In fact, the New Mexico Supreme Court has held that “even if the language of the contract appears to be clear and unambiguous, ‘a court may hear evidence of the circumstances surrounding the making of the contract and of any relevant usage of trade, course of dealing, and course of performance,’ in order to decide whether the meaning of a term or expression contained in the agreement is actually unclear.” Mark V, Inc. v. Mellekas 845P.2d 1232 (1993). 

This means that, if “lien or statement of claim against the property or any part thereof” is generally meant and understood to include claims against a project’s bond, it may be interpreted by the court that the clause also prohibits bond claims. And, since the waiver of claims by contract prior to work is allowable in New Mexico, it is possible that the right to make a bond claim could be waived.

This is a question of fact.

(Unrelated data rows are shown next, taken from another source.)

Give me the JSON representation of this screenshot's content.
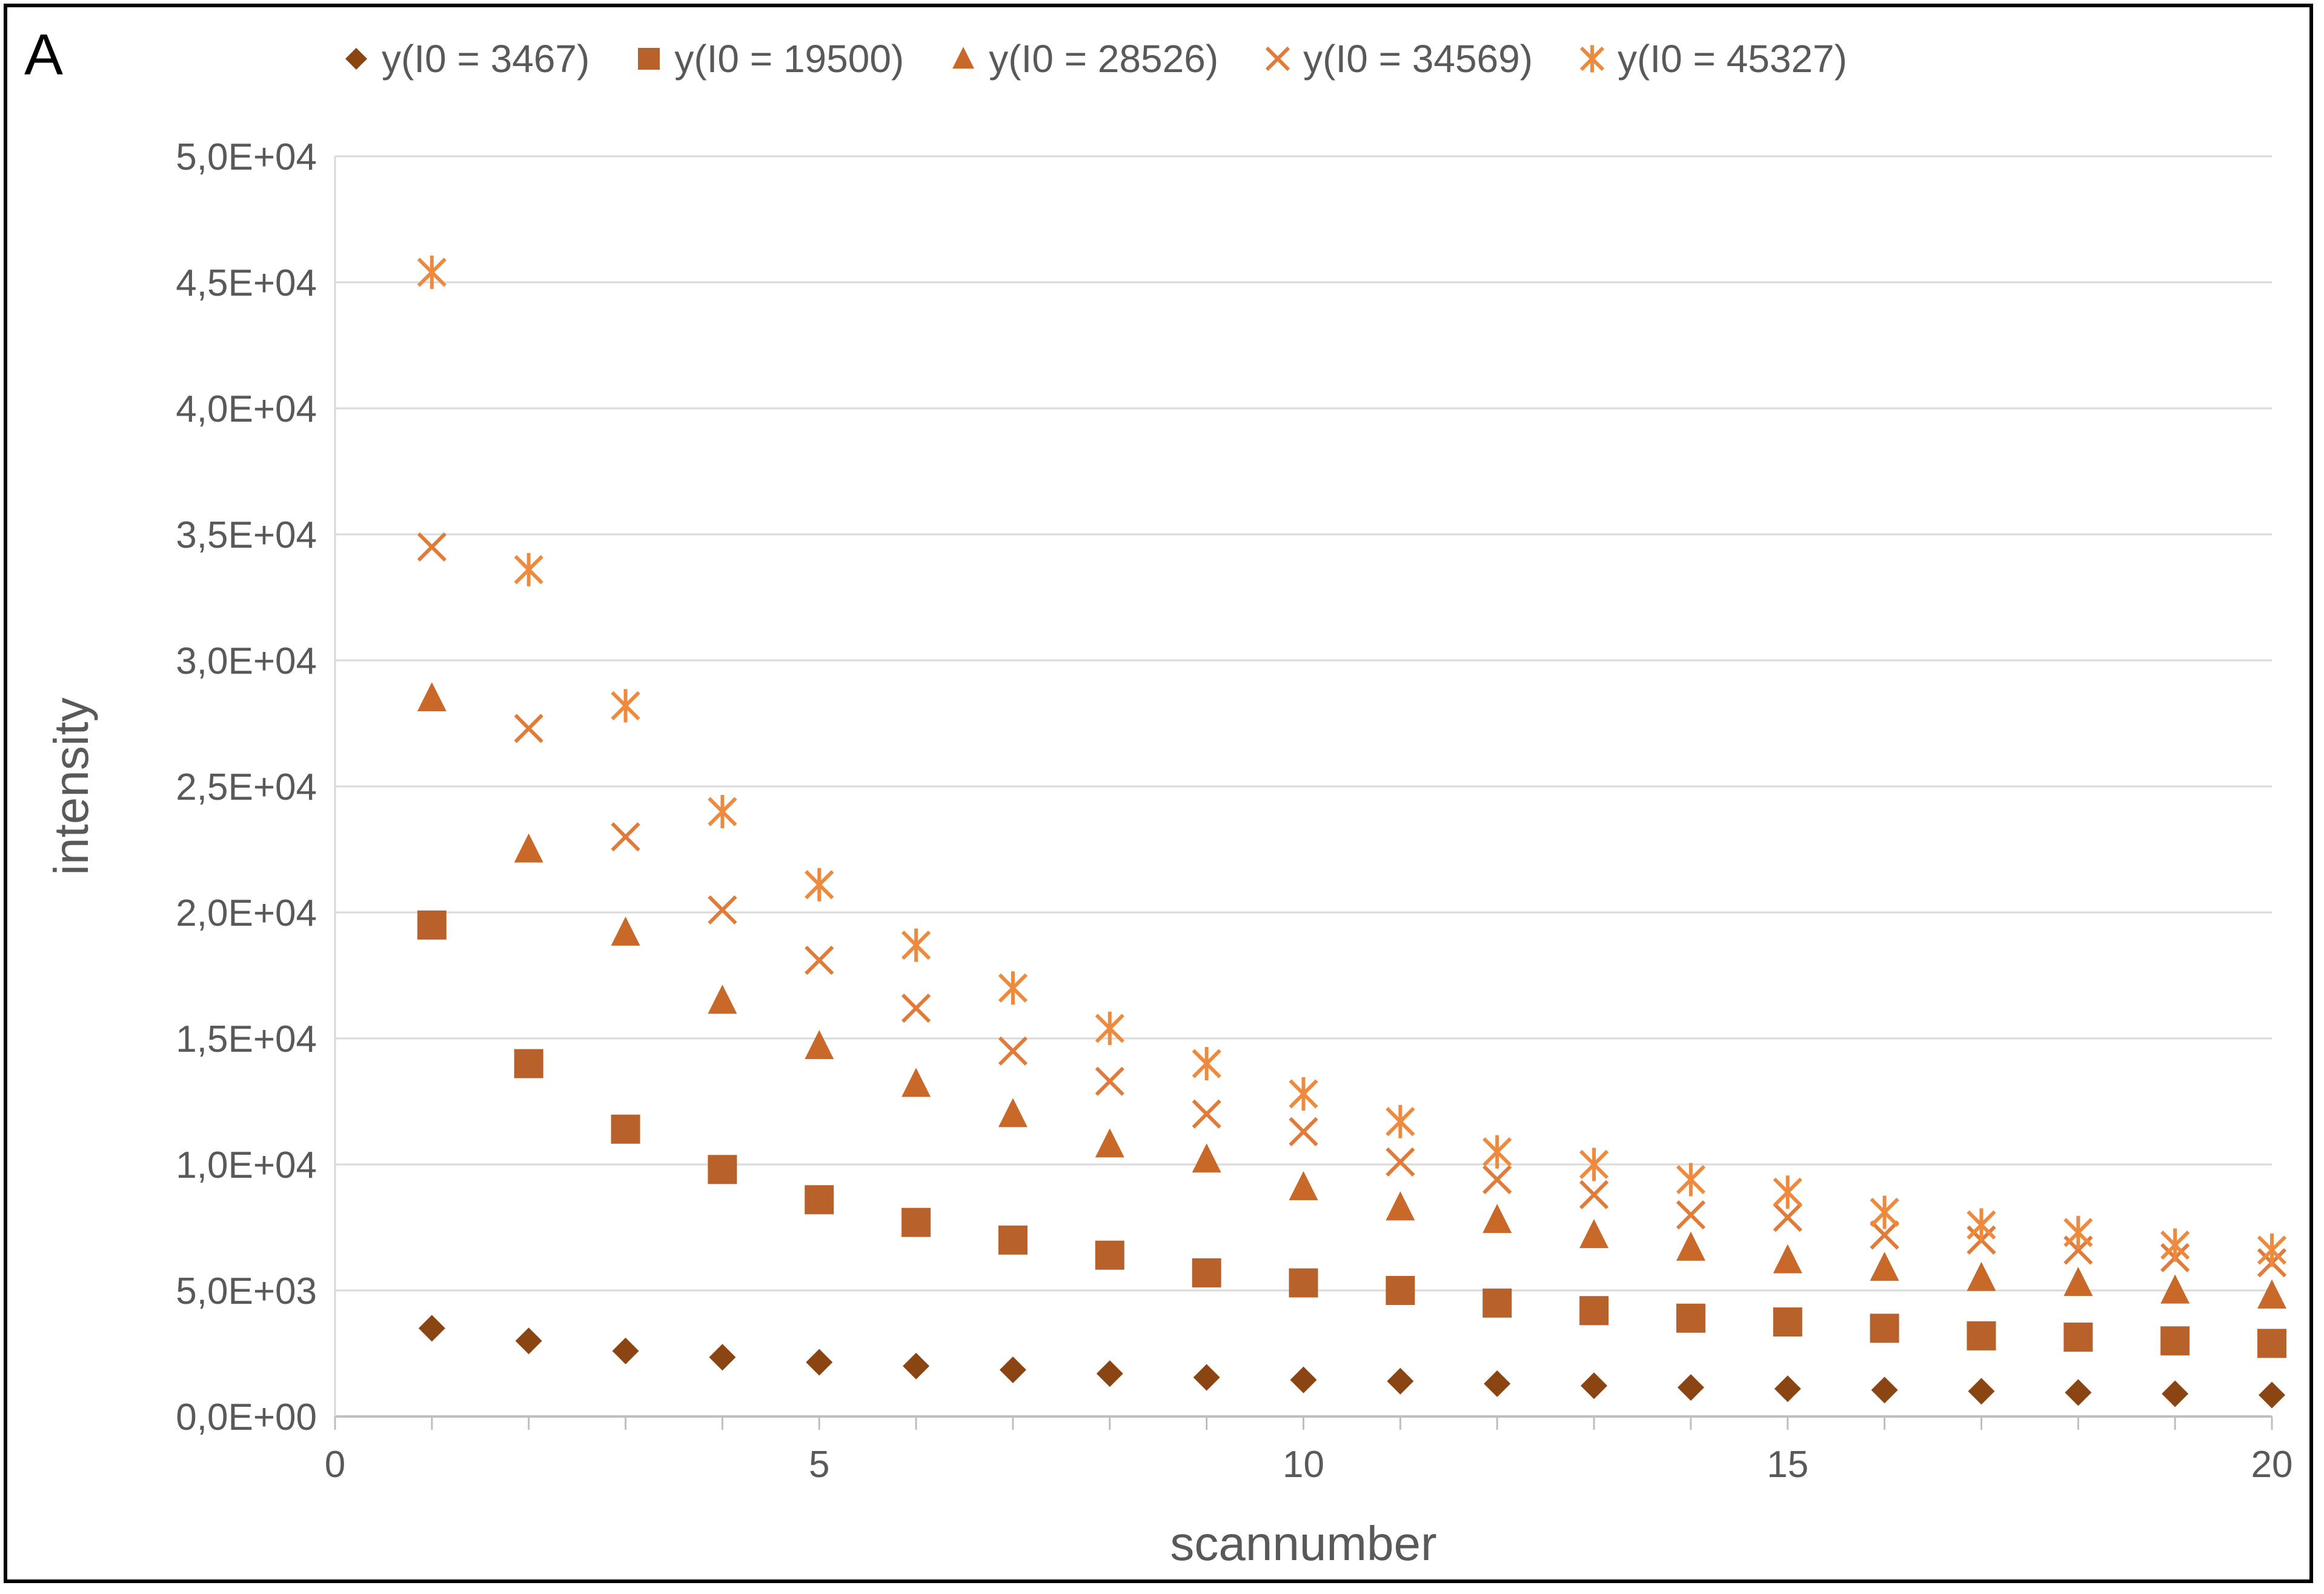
{
  "panel_label": "A",
  "chart_data": {
    "type": "scatter",
    "title": "",
    "xlabel": "scannumber",
    "ylabel": "intensity",
    "xlim": [
      0,
      20
    ],
    "ylim": [
      0,
      50000
    ],
    "x_ticks": [
      0,
      5,
      10,
      15,
      20
    ],
    "x_tick_labels": [
      "0",
      "5",
      "10",
      "15",
      "20"
    ],
    "y_ticks": [
      0,
      5000,
      10000,
      15000,
      20000,
      25000,
      30000,
      35000,
      40000,
      45000,
      50000
    ],
    "y_tick_labels": [
      "0,0E+00",
      "5,0E+03",
      "1,0E+04",
      "1,5E+04",
      "2,0E+04",
      "2,5E+04",
      "3,0E+04",
      "3,5E+04",
      "4,0E+04",
      "4,5E+04",
      "5,0E+04"
    ],
    "grid": "horizontal",
    "legend_position": "top",
    "x": [
      1,
      2,
      3,
      4,
      5,
      6,
      7,
      8,
      9,
      10,
      11,
      12,
      13,
      14,
      15,
      16,
      17,
      18,
      19,
      20
    ],
    "series": [
      {
        "name": "y(I0 = 3467)",
        "marker": "diamond",
        "color": "#8B4513",
        "values": [
          3500,
          3000,
          2600,
          2350,
          2150,
          2000,
          1850,
          1700,
          1550,
          1450,
          1400,
          1300,
          1220,
          1150,
          1100,
          1050,
          1000,
          950,
          900,
          850
        ]
      },
      {
        "name": "y(I0 = 19500)",
        "marker": "square",
        "color": "#B8612A",
        "values": [
          19500,
          14000,
          11400,
          9800,
          8600,
          7700,
          7000,
          6400,
          5700,
          5300,
          5000,
          4500,
          4200,
          3900,
          3750,
          3500,
          3200,
          3150,
          3000,
          2900
        ]
      },
      {
        "name": "y(I0 = 28526)",
        "marker": "triangle",
        "color": "#C8692A",
        "values": [
          28500,
          22500,
          19200,
          16500,
          14700,
          13200,
          12000,
          10800,
          10200,
          9100,
          8300,
          7800,
          7200,
          6700,
          6200,
          5900,
          5500,
          5300,
          5000,
          4800
        ]
      },
      {
        "name": "y(I0 = 34569)",
        "marker": "x",
        "color": "#E07B39",
        "values": [
          34500,
          27300,
          23000,
          20100,
          18100,
          16200,
          14500,
          13300,
          12000,
          11300,
          10100,
          9400,
          8800,
          8000,
          7900,
          7200,
          7000,
          6600,
          6300,
          6100
        ]
      },
      {
        "name": "y(I0 = 45327)",
        "marker": "star",
        "color": "#ED8A3E",
        "values": [
          45400,
          33600,
          28200,
          24000,
          21100,
          18700,
          17000,
          15400,
          14000,
          12800,
          11700,
          10500,
          10000,
          9400,
          8900,
          8100,
          7600,
          7300,
          6800,
          6600
        ]
      }
    ]
  }
}
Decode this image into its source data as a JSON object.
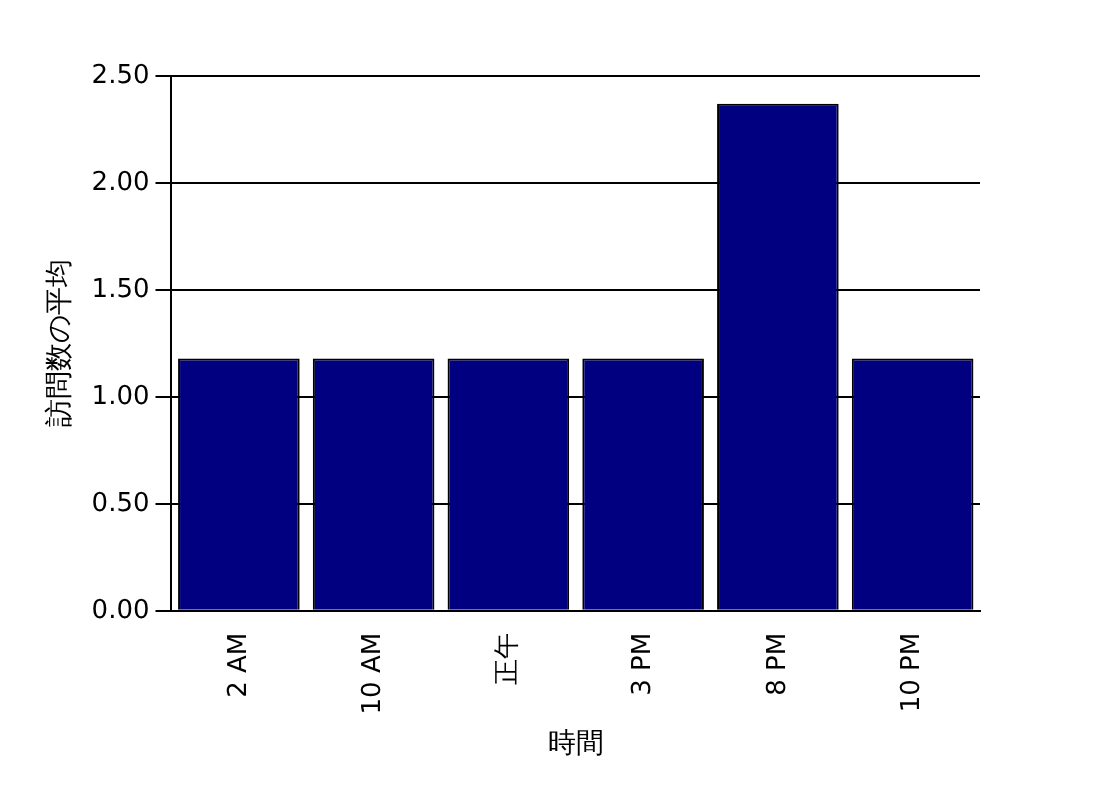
{
  "chart_data": {
    "type": "bar",
    "xlabel": "時間",
    "ylabel": "訪問数の平均",
    "categories": [
      "2 AM",
      "10 AM",
      "正午",
      "3 PM",
      "8 PM",
      "10 PM"
    ],
    "values": [
      1.18,
      1.18,
      1.18,
      1.18,
      2.37,
      1.18
    ],
    "color": "#000080",
    "ylim": [
      0,
      2.5
    ],
    "yticks": [
      {
        "value": 0,
        "label": "0.00"
      },
      {
        "value": 0.5,
        "label": "0.50"
      },
      {
        "value": 1,
        "label": "1.00"
      },
      {
        "value": 1.5,
        "label": "1.50"
      },
      {
        "value": 2,
        "label": "2.00"
      },
      {
        "value": 2.5,
        "label": "2.50"
      }
    ],
    "grid": "y"
  }
}
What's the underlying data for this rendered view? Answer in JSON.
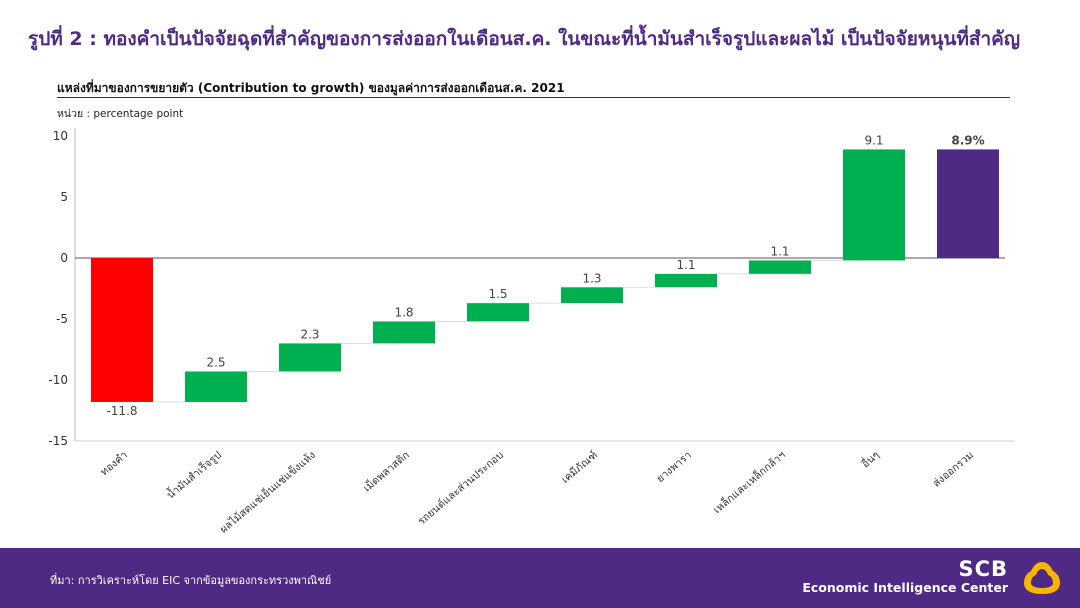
{
  "figure_title": "รูปที่ 2 : ทองคำเป็นปัจจัยฉุดที่สำคัญของการส่งออกในเดือนส.ค. ในขณะที่น้ำมันสำเร็จรูปและผลไม้ เป็นปัจจัยหนุนที่สำคัญ",
  "footer": {
    "source": "ที่มา: การวิเคราะห์โดย EIC จากข้อมูลของกระทรวงพาณิชย์",
    "brand_name": "SCB",
    "brand_sub": "Economic Intelligence Center"
  },
  "colors": {
    "negative": "#ff0000",
    "positive": "#00b050",
    "total": "#4e2a84",
    "brand": "#4e2a84",
    "logo": "#f7b500"
  },
  "chart_data": {
    "type": "bar",
    "subtype": "waterfall",
    "title": "แหล่งที่มาของการขยายตัว (Contribution to growth) ของมูลค่าการส่งออกเดือนส.ค. 2021",
    "unit": "หน่วย : percentage  point",
    "ylim": [
      -15,
      10
    ],
    "yticks": [
      10,
      5,
      0,
      -5,
      -10,
      -15
    ],
    "grid": false,
    "categories": [
      "ทองคำ",
      "น้ำมันสำเร็จรูป",
      "ผลไม้สดแช่เย็นแช่แข็งแห้ง",
      "เม็ดพลาสติก",
      "รถยนต์และส่วนประกอบ",
      "เคมีภัณฑ์",
      "ยางพารา",
      "เหล็กและเหล็กกล้าฯ",
      "อื่นๆ",
      "ส่งออกรวม"
    ],
    "values": [
      -11.8,
      2.5,
      2.3,
      1.8,
      1.5,
      1.3,
      1.1,
      1.1,
      9.1,
      8.9
    ],
    "labels": [
      "-11.8",
      "2.5",
      "2.3",
      "1.8",
      "1.5",
      "1.3",
      "1.1",
      "1.1",
      "9.1",
      "8.9%"
    ],
    "kinds": [
      "negative",
      "positive",
      "positive",
      "positive",
      "positive",
      "positive",
      "positive",
      "positive",
      "positive",
      "total"
    ]
  }
}
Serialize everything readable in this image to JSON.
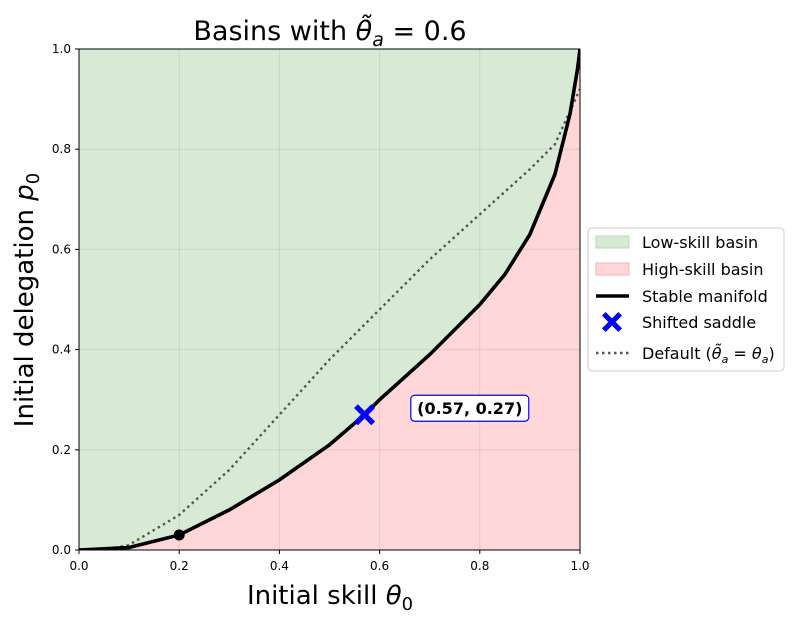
{
  "chart_data": {
    "type": "area",
    "title": "Basins with θ̃a = 0.6",
    "xlabel": "Initial skill θ0",
    "ylabel": "Initial delegation p0",
    "xlim": [
      0,
      1
    ],
    "ylim": [
      0,
      1
    ],
    "x_ticks": [
      "0.0",
      "0.2",
      "0.4",
      "0.6",
      "0.8",
      "1.0"
    ],
    "y_ticks": [
      "0.0",
      "0.2",
      "0.4",
      "0.6",
      "0.8",
      "1.0"
    ],
    "grid": true,
    "legend_position": "right",
    "colors": {
      "low_basin": "#d8ead6",
      "high_basin": "#ffd7d8",
      "manifold": "#000000",
      "saddle": "#0000ff",
      "default": "#555555"
    },
    "series": [
      {
        "name": "Low-skill basin",
        "kind": "fill-above-manifold"
      },
      {
        "name": "High-skill basin",
        "kind": "fill-below-manifold"
      },
      {
        "name": "Stable manifold",
        "x": [
          0,
          0.1,
          0.2,
          0.3,
          0.4,
          0.5,
          0.57,
          0.6,
          0.7,
          0.8,
          0.85,
          0.9,
          0.95,
          0.98,
          0.995,
          1.0
        ],
        "y": [
          0,
          0.005,
          0.03,
          0.08,
          0.14,
          0.21,
          0.27,
          0.3,
          0.39,
          0.49,
          0.55,
          0.63,
          0.75,
          0.87,
          0.96,
          1.0
        ]
      },
      {
        "name": "Shifted saddle",
        "x": [
          0.57
        ],
        "y": [
          0.27
        ]
      },
      {
        "name": "Default (θ̃a = θa)",
        "x": [
          0,
          0.05,
          0.1,
          0.2,
          0.3,
          0.4,
          0.5,
          0.6,
          0.7,
          0.8,
          0.9,
          0.95,
          1.0
        ],
        "y": [
          0,
          0.0,
          0.01,
          0.07,
          0.16,
          0.27,
          0.38,
          0.48,
          0.58,
          0.67,
          0.76,
          0.81,
          0.92
        ]
      }
    ],
    "points": [
      {
        "label": "",
        "x": 0.2,
        "y": 0.03
      }
    ],
    "annotations": [
      {
        "text": "(0.57, 0.27)",
        "x": 0.78,
        "y": 0.285
      }
    ]
  }
}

Contract interpretation prior to the court’s involvement is not an exact science, and multiple readings are colorable and supportable. The clause at issue here appears to not limit the ability to make a bond claim by the exact language itself, but additional information may expand the prohibition.

Second, with respect to federal projects: The right to make a claim against the project’s Miller Act  bond is not easily waived. In fact, the Miller Act prohibits a party from waiving rights in contract prior to work. This prohibition is clearly set forth by Sec. 3133. Rights of persons furnishing labor or material, which states, in part:

“(c) Waiver of Right to Civil Action. – A waiver of the right to bring a civil action on a payment bond required under this subchapter is void unless the waiver is-

(1) in writing;

(2) signed by the person whose right is waived; and

(3) executed after the person whose right is waived has furnished labor or material for use in the performance of the contract.” (emphasis added).

Accordingly, to the extent the project is a federal project subject to the Miller Act, waiving bond claim rights prior to work is not allowed, and any such clause is void and unenforceable.